Another 786 Minnesotans have tested positive for COVID-19 and 23 more people have died, state officials announced Thursday.

The increase in cases, setting another daily record, means that 9,365 people have contracted the new coronavirus that causes COVID-19.

Sixteen of the newly reported deaths were among residents of nursing homes and assisted living facilities.

There have been 508 COVID-19 related deaths in Minnesota.

Testing continues to ramp up, with 4,189 tests performed, which is an increase but so far state and private labs have not passed the 5,000 mark. On Wednesday, state officials reported more than 5,000 tests, but later clarified that number included tests from an earlier period due to a data reporting issue.

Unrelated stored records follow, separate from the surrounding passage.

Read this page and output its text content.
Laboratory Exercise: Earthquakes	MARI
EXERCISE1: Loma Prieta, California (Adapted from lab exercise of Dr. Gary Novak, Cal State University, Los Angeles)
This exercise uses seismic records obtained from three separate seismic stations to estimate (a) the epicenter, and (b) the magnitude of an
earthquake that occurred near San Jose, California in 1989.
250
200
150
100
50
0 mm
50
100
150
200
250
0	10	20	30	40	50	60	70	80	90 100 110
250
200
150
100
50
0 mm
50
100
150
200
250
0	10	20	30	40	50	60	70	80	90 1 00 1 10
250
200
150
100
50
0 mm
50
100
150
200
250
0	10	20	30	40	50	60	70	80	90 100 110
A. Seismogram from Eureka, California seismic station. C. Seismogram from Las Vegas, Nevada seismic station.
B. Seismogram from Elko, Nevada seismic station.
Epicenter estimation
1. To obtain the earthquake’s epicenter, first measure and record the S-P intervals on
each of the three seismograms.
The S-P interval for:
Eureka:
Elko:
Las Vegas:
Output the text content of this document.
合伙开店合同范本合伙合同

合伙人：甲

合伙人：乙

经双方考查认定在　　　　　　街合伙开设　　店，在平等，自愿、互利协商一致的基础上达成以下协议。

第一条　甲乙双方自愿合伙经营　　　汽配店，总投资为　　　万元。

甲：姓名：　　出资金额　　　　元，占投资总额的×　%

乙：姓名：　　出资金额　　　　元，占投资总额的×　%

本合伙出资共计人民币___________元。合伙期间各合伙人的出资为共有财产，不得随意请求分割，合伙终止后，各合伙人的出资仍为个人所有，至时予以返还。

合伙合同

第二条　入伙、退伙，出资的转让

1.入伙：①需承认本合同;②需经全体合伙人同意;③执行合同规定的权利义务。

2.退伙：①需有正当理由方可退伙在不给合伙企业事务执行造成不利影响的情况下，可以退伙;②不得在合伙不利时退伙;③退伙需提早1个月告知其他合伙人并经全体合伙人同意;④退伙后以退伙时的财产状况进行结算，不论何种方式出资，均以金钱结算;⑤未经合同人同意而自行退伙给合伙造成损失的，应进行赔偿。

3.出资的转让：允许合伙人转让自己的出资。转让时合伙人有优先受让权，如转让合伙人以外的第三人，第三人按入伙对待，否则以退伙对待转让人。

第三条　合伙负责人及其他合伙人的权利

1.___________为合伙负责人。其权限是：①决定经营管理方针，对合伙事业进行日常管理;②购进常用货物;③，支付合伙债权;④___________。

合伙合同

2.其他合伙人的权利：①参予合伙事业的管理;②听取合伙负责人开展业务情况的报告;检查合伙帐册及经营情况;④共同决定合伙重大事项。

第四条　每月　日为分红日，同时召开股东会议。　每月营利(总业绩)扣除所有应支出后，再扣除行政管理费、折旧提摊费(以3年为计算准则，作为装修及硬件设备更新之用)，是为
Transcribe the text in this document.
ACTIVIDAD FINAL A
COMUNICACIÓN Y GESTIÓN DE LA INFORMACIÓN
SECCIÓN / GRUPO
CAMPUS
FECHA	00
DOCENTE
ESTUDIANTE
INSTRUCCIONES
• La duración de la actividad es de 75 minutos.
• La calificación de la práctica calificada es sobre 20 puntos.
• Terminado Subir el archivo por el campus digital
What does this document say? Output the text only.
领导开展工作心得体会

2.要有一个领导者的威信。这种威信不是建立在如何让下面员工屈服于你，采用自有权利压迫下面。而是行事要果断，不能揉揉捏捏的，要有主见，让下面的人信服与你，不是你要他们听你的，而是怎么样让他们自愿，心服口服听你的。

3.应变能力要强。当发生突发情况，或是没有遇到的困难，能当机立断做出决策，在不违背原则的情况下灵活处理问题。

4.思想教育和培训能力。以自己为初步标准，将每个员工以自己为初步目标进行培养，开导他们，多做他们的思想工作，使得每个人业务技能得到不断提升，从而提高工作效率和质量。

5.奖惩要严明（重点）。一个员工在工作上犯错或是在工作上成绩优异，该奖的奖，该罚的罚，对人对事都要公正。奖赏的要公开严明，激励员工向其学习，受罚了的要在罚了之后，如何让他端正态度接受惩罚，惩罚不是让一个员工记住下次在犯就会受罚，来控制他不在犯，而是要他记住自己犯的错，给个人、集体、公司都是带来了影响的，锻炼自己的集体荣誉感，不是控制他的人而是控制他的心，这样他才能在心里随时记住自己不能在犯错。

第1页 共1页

Counties with food processing plants have seen an increase in cases due to a push to get more people tested. Nobles County now has 1,153 cases, an increase of 71, while Stearns County saw 186 more cases to 1,161.

About 80% of COVID-19 cases have mild symptoms, which can include a cough, fever, muscle pain and a loss of taste or smell.

More serious cases can require hospitalization and 435 state residents are occupying patient beds as a result, a decrease of eight from the previous day. There are 182 in intensive care.

Residents of long-term care facilities account for 80% of the state’s deaths.

People with underlying medical problems are most likely to succumb to the disease, which often leads to pneumonia or respiratory distress.

That has been the pattern even among those who are not residents of nursing homes or assisted living facilities.

Thirty percent of those who died had heart disease or other conditions, while 23% had high blood pressure, 19% had kidney disease and 17% had diabetes, according to a Star Tribune analysis of 327 COVID-19 death records. About one-third of the deceased had two or more of the most common pre-existing conditions.